Secara keseluruhan, volume transaksi bilateral atau Sistem Perdagangan Alternatif masih mendongkrak angka kinerja Perseroan dengan pencapaian sebesar 822.752 lot atau mengalami kenaikan 34,45 persen. Sementara itu untuk volume transaksi multilateral atau komoditi meski porsinya belum terlalu besar namun tetap tumbuh sebesar 10,47 persen menjadi 259.170 pada kuartal III tahun ini.

CEO RFB, Teddy Prasetya, mengatakan, kinerja sepanjang Januari hingga September tahun ini didorong oleh penguatan tren positif dari produk derivatif emas. Di tengah ketidakpastian kondisi global akibat perang dagang yang terjadi antara Amerika Serikat dan Tiongkok, negosiasi brexit dan fluktuasi nilai tukar mata uang di beberapa negara membuat investor cenderung berinvestasi pada emas lantaran bersifat safe haven.

“Kami percaya investasi perdagangan berjangka menjadi pilihan yang tepat dan menarik saat ini. Peluang keuntungan bisa diperoleh dari dua arah pada saat naik maupun turun. Para investor hanya perlu memiliki bekal analisa yang jeli agar resiko bisa diminimalisir dan tetap profit dalam segala kondisi,” katanya.

Berbicara soal rapor biru yang memuaskan RFB, Teddy, mengatakan, posisi terdepan diraih berkat dukungan yang kuat dari berbagai pihak. Antara lain, para broker, karyawan, self regulatory organizations (SRO), regulator dan segenap nasabah.

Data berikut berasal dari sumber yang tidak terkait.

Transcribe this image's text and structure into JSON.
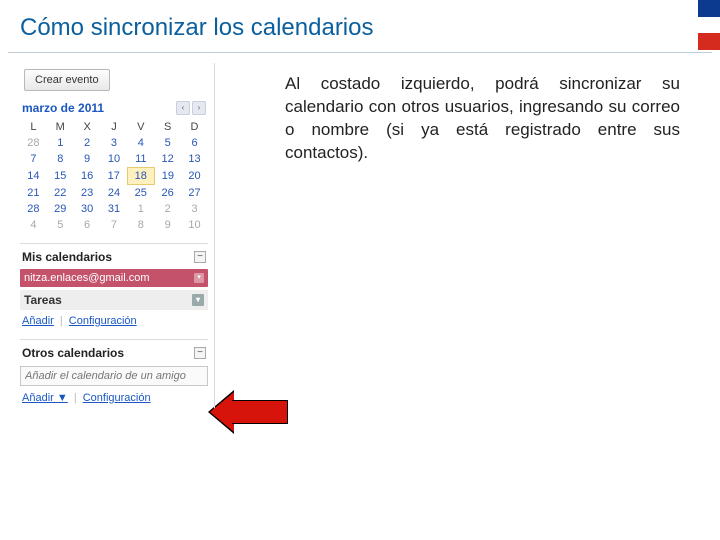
{
  "title": "Cómo sincronizar los calendarios",
  "createEvent": "Crear evento",
  "monthLabel": "marzo de 2011",
  "weekdays": [
    "L",
    "M",
    "X",
    "J",
    "V",
    "S",
    "D"
  ],
  "calRows": [
    [
      {
        "v": "28",
        "dim": true
      },
      {
        "v": "1"
      },
      {
        "v": "2"
      },
      {
        "v": "3"
      },
      {
        "v": "4"
      },
      {
        "v": "5"
      },
      {
        "v": "6"
      }
    ],
    [
      {
        "v": "7"
      },
      {
        "v": "8"
      },
      {
        "v": "9"
      },
      {
        "v": "10"
      },
      {
        "v": "11"
      },
      {
        "v": "12"
      },
      {
        "v": "13"
      }
    ],
    [
      {
        "v": "14"
      },
      {
        "v": "15"
      },
      {
        "v": "16"
      },
      {
        "v": "17"
      },
      {
        "v": "18",
        "today": true
      },
      {
        "v": "19"
      },
      {
        "v": "20"
      }
    ],
    [
      {
        "v": "21"
      },
      {
        "v": "22"
      },
      {
        "v": "23"
      },
      {
        "v": "24"
      },
      {
        "v": "25"
      },
      {
        "v": "26"
      },
      {
        "v": "27"
      }
    ],
    [
      {
        "v": "28"
      },
      {
        "v": "29"
      },
      {
        "v": "30"
      },
      {
        "v": "31"
      },
      {
        "v": "1",
        "dim": true
      },
      {
        "v": "2",
        "dim": true
      },
      {
        "v": "3",
        "dim": true
      }
    ],
    [
      {
        "v": "4",
        "dim": true
      },
      {
        "v": "5",
        "dim": true
      },
      {
        "v": "6",
        "dim": true
      },
      {
        "v": "7",
        "dim": true
      },
      {
        "v": "8",
        "dim": true
      },
      {
        "v": "9",
        "dim": true
      },
      {
        "v": "10",
        "dim": true
      }
    ]
  ],
  "myCals": {
    "header": "Mis calendarios",
    "item": "nitza.enlaces@gmail.com",
    "tasks": "Tareas",
    "add": "Añadir",
    "config": "Configuración"
  },
  "otherCals": {
    "header": "Otros calendarios",
    "placeholder": "Añadir el calendario de un amigo",
    "add": "Añadir ▼",
    "config": "Configuración"
  },
  "paragraph": "Al costado izquierdo, podrá sincronizar su calendario con otros usuarios, ingresando su correo o nombre (si ya está registrado entre sus contactos).",
  "icons": {
    "prev": "‹",
    "next": "›",
    "minus": "−",
    "dd": "▾"
  }
}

Kualitas pelayanan dan transparansi adalah kunci strategi RFB. Karena itu, bukan hanya volume transaksi yang meningkat juga pertumbuhan nasabah baru terus bergerak. Total nasabah baru sampai 30 September 2019 mencapai 41,46 persen menjadi 2.774 nasabah dibandingkan tahun lalu pada periode yang sama. Persebaran nasabah baru masih didominasi mulai wilayah Jakarta, kemudian Bandung, Palembang, Medan, Surabaya, Pekanbaru, Solo, Semarang dan Yogyakarta.

Hingga akhir 2019, kami optimistis target 1,5 juta lot akan tercapai. Seiring waktu, kami terus meningkatkan kualitas sumber daya manusia, edukasi, dan sosialisasi yang lebih luas. Ini sejalan dengan pendekatan customer centric yang kami jalankan. Yaitu, memfokuskan segala sesuatu pada kebutuhan nasabah,” terangnya. (bw)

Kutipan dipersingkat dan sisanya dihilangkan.